Sigmund Freud wrote: “The doctor should be opaque to his patients and, like a mirror, should show them nothing but what is shown to him.” Sugar? No. Aside from the anonymity, she’s anything but opaque.
Well, sort of. Sugar seems to have had more experiences than any human we’ve ever met, like some sort of omniscient goddess. This is its own form of opacity. But on a literal level, yes, she’s sharing heaps of personal information. How do we reconcile her analyst-like aura with her revelatory tendencies? More to the point, how does she come across as listening to readers with her entire being if her response often features herself?
These stories are not written for their own sake, but as a way to explain human complexity. The details of her past theft comes out as a means of empathizing with a writer ashamed of the same. Sugar describes her husband’s infidelity to help a fiancée with a stark, black-and-white view of marriage consider nuance. This is the type of meaning-making any personal essayist or memoirist should aim for, of course — and, notably, Strayed is both — but it’s all the more explicit and obvious in an advice column. Strayed’s story is, in its way, a mirror.
One of Strayed’s most vital messages — which her revelations of past lapses are meant to show — is that being a real, whole person means being imperfect. Sugar models this not only in her history, but in her letters, too. Once in a while, she doesn’t offer the empathy we so seek. She falters.
One woman writes in, distraught that her parents will no longer be helping with her student loans. She writes that she is angry, but that she feels selfish about it; more importantly, she writes, “My relationship with my parents has always been rocky to the point that I’ve come to realize I’ll never get any emotional support from them,” and “I wish my parents would see me for the vibrant woman I am.”
Strayed replies by describing the 16 jobs she’d had by the time she graduated from college. She writes, “You need to stop feeling sorry for yourself.” Her letter focuses on the woman’s responsibility for her own (financial) life.

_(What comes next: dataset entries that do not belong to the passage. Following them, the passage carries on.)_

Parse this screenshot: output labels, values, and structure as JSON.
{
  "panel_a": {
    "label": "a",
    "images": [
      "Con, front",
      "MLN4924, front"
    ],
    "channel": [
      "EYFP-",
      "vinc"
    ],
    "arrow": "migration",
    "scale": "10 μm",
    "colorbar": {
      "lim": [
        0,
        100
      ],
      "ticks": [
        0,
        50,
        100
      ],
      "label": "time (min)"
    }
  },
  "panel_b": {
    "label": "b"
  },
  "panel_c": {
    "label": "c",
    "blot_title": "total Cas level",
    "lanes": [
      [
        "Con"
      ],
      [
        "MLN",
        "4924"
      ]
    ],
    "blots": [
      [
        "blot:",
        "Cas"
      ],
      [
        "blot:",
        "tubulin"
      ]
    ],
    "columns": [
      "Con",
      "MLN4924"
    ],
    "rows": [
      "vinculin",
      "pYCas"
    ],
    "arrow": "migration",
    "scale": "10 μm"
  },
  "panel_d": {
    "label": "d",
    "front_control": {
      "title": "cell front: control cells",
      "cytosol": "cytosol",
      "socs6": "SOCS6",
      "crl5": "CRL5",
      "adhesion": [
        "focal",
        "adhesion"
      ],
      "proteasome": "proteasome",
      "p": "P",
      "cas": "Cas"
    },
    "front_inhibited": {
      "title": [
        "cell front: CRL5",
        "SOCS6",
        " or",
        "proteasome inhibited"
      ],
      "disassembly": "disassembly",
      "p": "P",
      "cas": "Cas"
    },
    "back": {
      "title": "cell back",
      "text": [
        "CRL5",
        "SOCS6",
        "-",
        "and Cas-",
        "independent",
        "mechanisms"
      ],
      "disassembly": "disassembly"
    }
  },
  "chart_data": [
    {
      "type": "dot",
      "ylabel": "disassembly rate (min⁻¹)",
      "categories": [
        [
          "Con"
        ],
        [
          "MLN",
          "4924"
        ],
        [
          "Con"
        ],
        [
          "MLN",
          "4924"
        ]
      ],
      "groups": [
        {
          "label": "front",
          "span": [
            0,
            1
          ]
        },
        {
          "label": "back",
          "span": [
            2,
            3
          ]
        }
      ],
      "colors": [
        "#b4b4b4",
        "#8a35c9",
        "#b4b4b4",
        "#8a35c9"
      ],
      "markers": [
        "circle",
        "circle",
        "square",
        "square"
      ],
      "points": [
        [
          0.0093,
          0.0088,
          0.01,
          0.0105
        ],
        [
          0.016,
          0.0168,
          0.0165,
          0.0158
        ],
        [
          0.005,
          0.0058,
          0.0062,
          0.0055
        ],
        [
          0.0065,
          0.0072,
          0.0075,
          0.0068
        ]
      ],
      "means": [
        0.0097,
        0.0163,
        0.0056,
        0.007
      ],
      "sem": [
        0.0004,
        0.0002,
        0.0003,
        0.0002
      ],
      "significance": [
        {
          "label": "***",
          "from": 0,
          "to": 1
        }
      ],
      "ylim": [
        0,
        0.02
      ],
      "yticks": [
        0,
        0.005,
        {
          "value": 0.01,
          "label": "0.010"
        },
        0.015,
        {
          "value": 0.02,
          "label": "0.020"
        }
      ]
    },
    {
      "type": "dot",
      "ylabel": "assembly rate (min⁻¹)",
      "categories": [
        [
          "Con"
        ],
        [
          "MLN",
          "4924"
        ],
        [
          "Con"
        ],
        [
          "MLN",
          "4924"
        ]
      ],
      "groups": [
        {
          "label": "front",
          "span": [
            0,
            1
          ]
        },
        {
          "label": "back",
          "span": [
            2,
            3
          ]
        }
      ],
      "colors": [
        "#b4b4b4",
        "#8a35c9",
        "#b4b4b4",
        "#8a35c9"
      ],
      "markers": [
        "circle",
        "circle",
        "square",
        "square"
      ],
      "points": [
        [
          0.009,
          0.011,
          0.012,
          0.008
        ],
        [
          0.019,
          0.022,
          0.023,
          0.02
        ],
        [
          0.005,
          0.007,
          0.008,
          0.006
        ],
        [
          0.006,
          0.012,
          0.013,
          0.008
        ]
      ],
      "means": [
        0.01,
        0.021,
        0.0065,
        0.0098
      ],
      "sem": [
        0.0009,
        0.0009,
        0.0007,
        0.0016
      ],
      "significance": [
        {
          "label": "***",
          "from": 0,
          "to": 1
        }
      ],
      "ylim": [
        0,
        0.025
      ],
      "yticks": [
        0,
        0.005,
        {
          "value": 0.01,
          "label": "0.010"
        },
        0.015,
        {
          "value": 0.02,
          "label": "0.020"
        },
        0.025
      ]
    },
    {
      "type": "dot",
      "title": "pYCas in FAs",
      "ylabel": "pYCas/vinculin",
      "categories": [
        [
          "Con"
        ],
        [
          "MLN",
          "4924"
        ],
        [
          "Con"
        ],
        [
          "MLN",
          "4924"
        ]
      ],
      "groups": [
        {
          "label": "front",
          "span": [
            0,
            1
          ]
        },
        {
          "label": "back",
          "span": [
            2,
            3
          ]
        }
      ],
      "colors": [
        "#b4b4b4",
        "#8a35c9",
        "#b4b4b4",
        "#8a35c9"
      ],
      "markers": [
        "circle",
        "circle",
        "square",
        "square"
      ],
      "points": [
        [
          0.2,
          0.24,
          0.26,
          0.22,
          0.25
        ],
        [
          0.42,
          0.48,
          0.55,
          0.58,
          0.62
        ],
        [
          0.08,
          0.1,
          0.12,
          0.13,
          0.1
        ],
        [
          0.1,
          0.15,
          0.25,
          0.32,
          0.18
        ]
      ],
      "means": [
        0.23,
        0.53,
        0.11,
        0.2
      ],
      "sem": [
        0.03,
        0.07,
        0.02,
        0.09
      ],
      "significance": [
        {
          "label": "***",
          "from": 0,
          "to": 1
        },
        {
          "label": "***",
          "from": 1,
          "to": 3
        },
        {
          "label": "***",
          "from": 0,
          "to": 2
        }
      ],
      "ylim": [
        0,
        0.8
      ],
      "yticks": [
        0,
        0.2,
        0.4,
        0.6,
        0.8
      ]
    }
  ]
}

This is valid. But perhaps Strayed’s own complexes about her financial history are clouding her judgment here, because her focus is misplaced. This letter isn’t, at root, about the money. It’s about emotional neglect — the woman has literally written that she wishes her parents could really understand her. The monetary support was just a feeble stand-in, and now it’s gone.
Sugar’s error here — her rare failure to unearth the nugget at the center — in fact helps us better understand her point. Sugar is good enough, but not perfect, as a person or an advisor. Which is exactly what she’s been trying to tell us all along.